Vorwort
Es ist kalt. Im Winter tanzen auch hier in der Hochwüste die Schneeflocken. Ich werfe einen Blick auf die Uhr auf meinem Nachttisch: zwei Uhr morgens. Es ist Zeit. Die Worte lassen mir keine Ruhe, treiben mich aus meinem warmen Bett. Ich schlüpfe in die dicken Wollsocken und den schweren Bademantel und versuche, meinen Mann dabei nicht zu wecken. Ich gehe leise in das Büro in der anderen Ecke des Hauses. Ich habe zu arbeiten.
Aber zuerst entzünde ich die Kerze. Die Arbeit muss immer mit einem Ritual beginnen. Ein kleines Bücherregal dient mir als Altar, dort steht die Kerze umgeben von den Symbolen meiner spirituellen Reise. Beim Anzünden der Kerze erbitte ich den Schutz des Feuers, und auf den Wänden beginnen Schatten zu tanzen. Licht und Dunkelheit – das Wesen der schamanischen Arbeit. Ich öffne einen heiligen Raum, lade die Geister der vier Himmelsrichtungen ein und erinnere sie daran, dass ich es alleine nicht schaffe.

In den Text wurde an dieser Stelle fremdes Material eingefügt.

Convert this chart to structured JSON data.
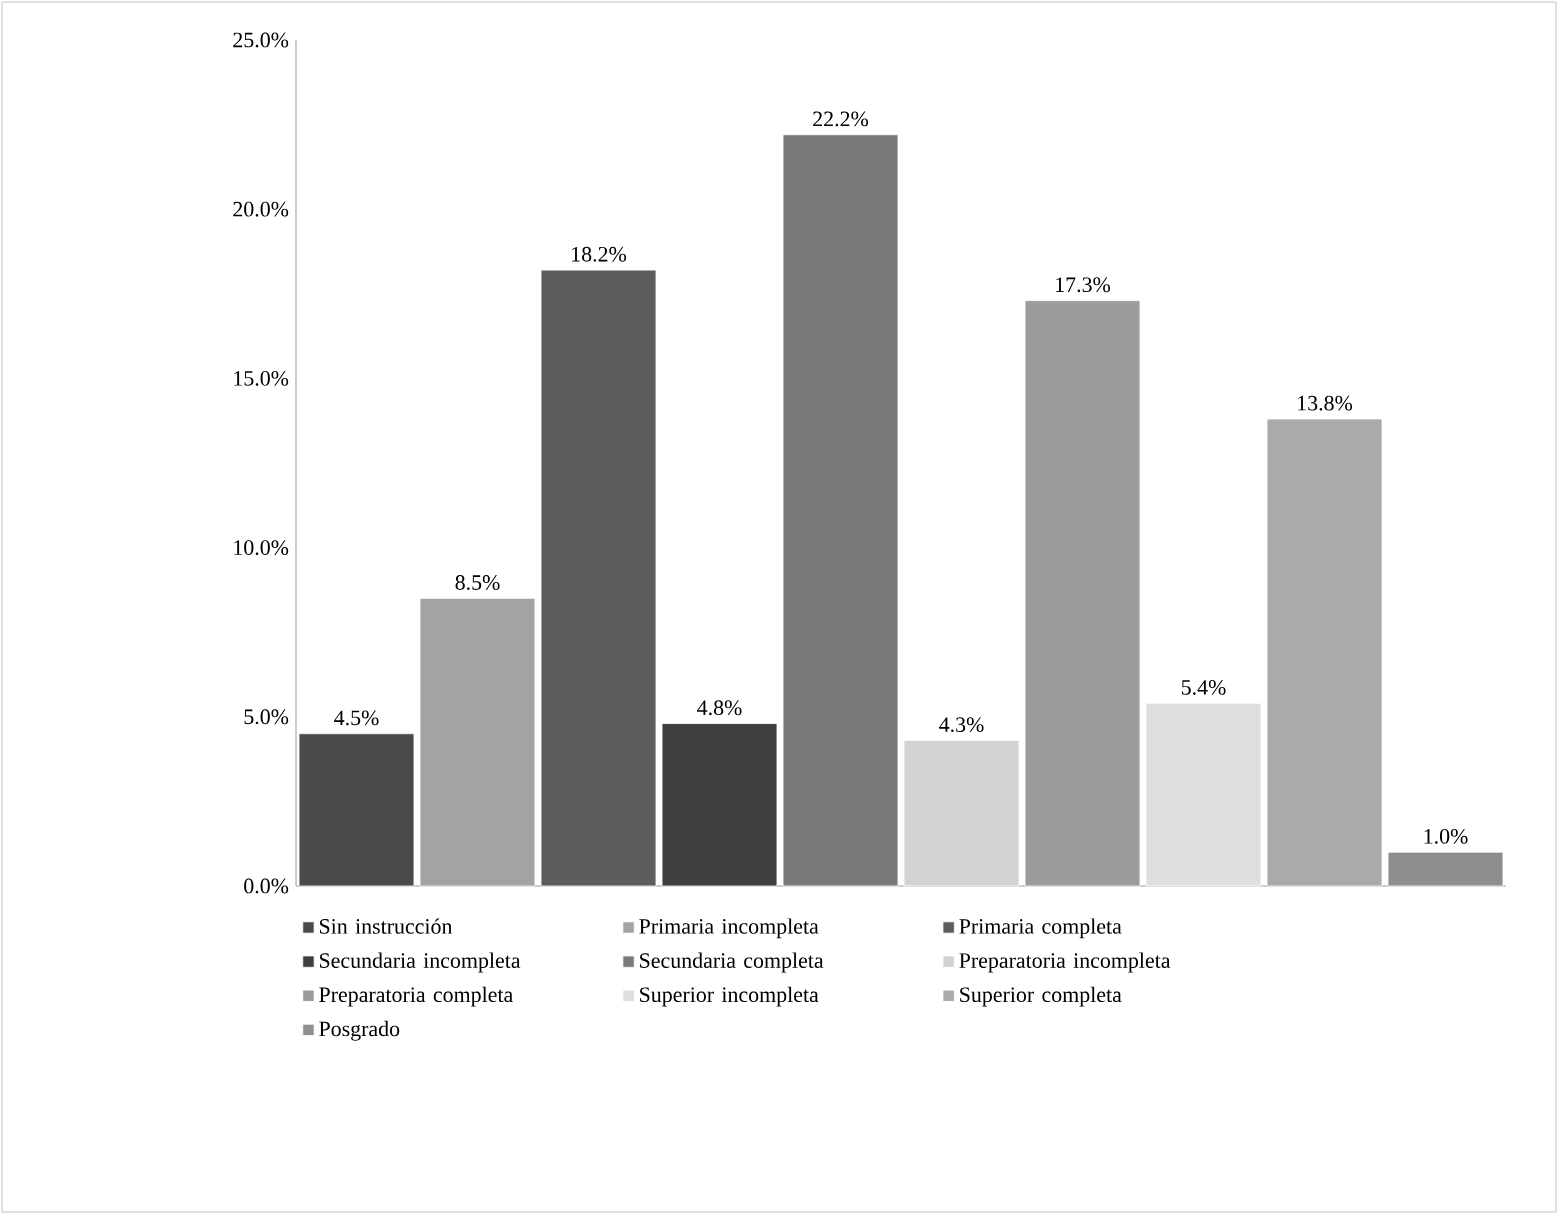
{
  "chart_data": {
    "type": "bar",
    "categories": [
      null,
      null,
      null,
      null,
      null,
      null,
      null,
      null,
      null,
      null
    ],
    "series": [
      {
        "name": "Sin instrucción",
        "color": "#4a4a4a",
        "values": [
          4.5,
          null,
          null,
          null,
          null,
          null,
          null,
          null,
          null,
          null
        ],
        "value_labels": [
          "4.5%",
          null,
          null,
          null,
          null,
          null,
          null,
          null,
          null,
          null
        ]
      },
      {
        "name": "Primaria incompleta",
        "color": "#a3a3a3",
        "values": [
          null,
          8.5,
          null,
          null,
          null,
          null,
          null,
          null,
          null,
          null
        ],
        "value_labels": [
          null,
          "8.5%",
          null,
          null,
          null,
          null,
          null,
          null,
          null,
          null
        ]
      },
      {
        "name": "Primaria completa",
        "color": "#5c5c5c",
        "values": [
          null,
          null,
          18.2,
          null,
          null,
          null,
          null,
          null,
          null,
          null
        ],
        "value_labels": [
          null,
          null,
          "18.2%",
          null,
          null,
          null,
          null,
          null,
          null,
          null
        ]
      },
      {
        "name": "Secundaria incompleta",
        "color": "#3e3e3e",
        "values": [
          null,
          null,
          null,
          4.8,
          null,
          null,
          null,
          null,
          null,
          null
        ],
        "value_labels": [
          null,
          null,
          null,
          "4.8%",
          null,
          null,
          null,
          null,
          null,
          null
        ]
      },
      {
        "name": "Secundaria completa",
        "color": "#7a7a7a",
        "values": [
          null,
          null,
          null,
          null,
          22.2,
          null,
          null,
          null,
          null,
          null
        ],
        "value_labels": [
          null,
          null,
          null,
          null,
          "22.2%",
          null,
          null,
          null,
          null,
          null
        ]
      },
      {
        "name": "Preparatoria incompleta",
        "color": "#d2d2d2",
        "values": [
          null,
          null,
          null,
          null,
          null,
          4.3,
          null,
          null,
          null,
          null
        ],
        "value_labels": [
          null,
          null,
          null,
          null,
          null,
          "4.3%",
          null,
          null,
          null,
          null
        ]
      },
      {
        "name": "Preparatoria completa",
        "color": "#9c9c9c",
        "values": [
          null,
          null,
          null,
          null,
          null,
          null,
          17.3,
          null,
          null,
          null
        ],
        "value_labels": [
          null,
          null,
          null,
          null,
          null,
          null,
          "17.3%",
          null,
          null,
          null
        ]
      },
      {
        "name": "Superior incompleta",
        "color": "#dedede",
        "values": [
          null,
          null,
          null,
          null,
          null,
          null,
          null,
          5.4,
          null,
          null
        ],
        "value_labels": [
          null,
          null,
          null,
          null,
          null,
          null,
          null,
          "5.4%",
          null,
          null
        ]
      },
      {
        "name": "Superior completa",
        "color": "#aaaaaa",
        "values": [
          null,
          null,
          null,
          null,
          null,
          null,
          null,
          null,
          13.8,
          null
        ],
        "value_labels": [
          null,
          null,
          null,
          null,
          null,
          null,
          null,
          null,
          "13.8%",
          null
        ]
      },
      {
        "name": "Posgrado",
        "color": "#8e8e8e",
        "values": [
          null,
          null,
          null,
          null,
          null,
          null,
          null,
          null,
          null,
          1.0
        ],
        "value_labels": [
          null,
          null,
          null,
          null,
          null,
          null,
          null,
          null,
          null,
          "1.0%"
        ]
      }
    ],
    "ylim": [
      0,
      25
    ],
    "yticks": [
      {
        "value": 0,
        "label": "0.0%"
      },
      {
        "value": 5,
        "label": "5.0%"
      },
      {
        "value": 10,
        "label": "10.0%"
      },
      {
        "value": 15,
        "label": "15.0%"
      },
      {
        "value": 20,
        "label": "20.0%"
      },
      {
        "value": 25,
        "label": "25.0%"
      }
    ],
    "legend": "bottom",
    "grid": false
  }
}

Dass ich sie brauche. Natürlich bin ich es, die dieser Erinnerung bedarf.
Der Computer erwacht zum Leben, und ich sitze reglos da, warte, nehme die Stille, die Ruhe dieser tiefen Nacht in mich auf. Das Telefon wird nicht klingeln. Die Türglocke wird nicht läuten. Nichts wird mich ablenken – es sei denn, ich tue es selbst. Ich muss meine Mitte finden. Welcher Klient wird mir heute Nacht Gesellschaft leisten? Es ist Jered.
Wir haben uns ausführlich unterhalten, und ich trage seine Geschichte in mir, kenne sie fast schon auswendig. Was denkt, was fühlt er? Wie kann ich es in Worte fassen? Es ist, als öffnete ich eine Tür und beträte eine fremde Wirklichkeit. Das muss ich tun, wenn ich für ihn sprechen, wenn ich die Geschichte seiner Heilung erzählen möchte. Er bringt mir ein enormes Vertrauen entgegen! Ich nehme es nicht auf die leichte Schulter. Es erstaunt mich sogar sehr. Aber ich kann es auch verstehen.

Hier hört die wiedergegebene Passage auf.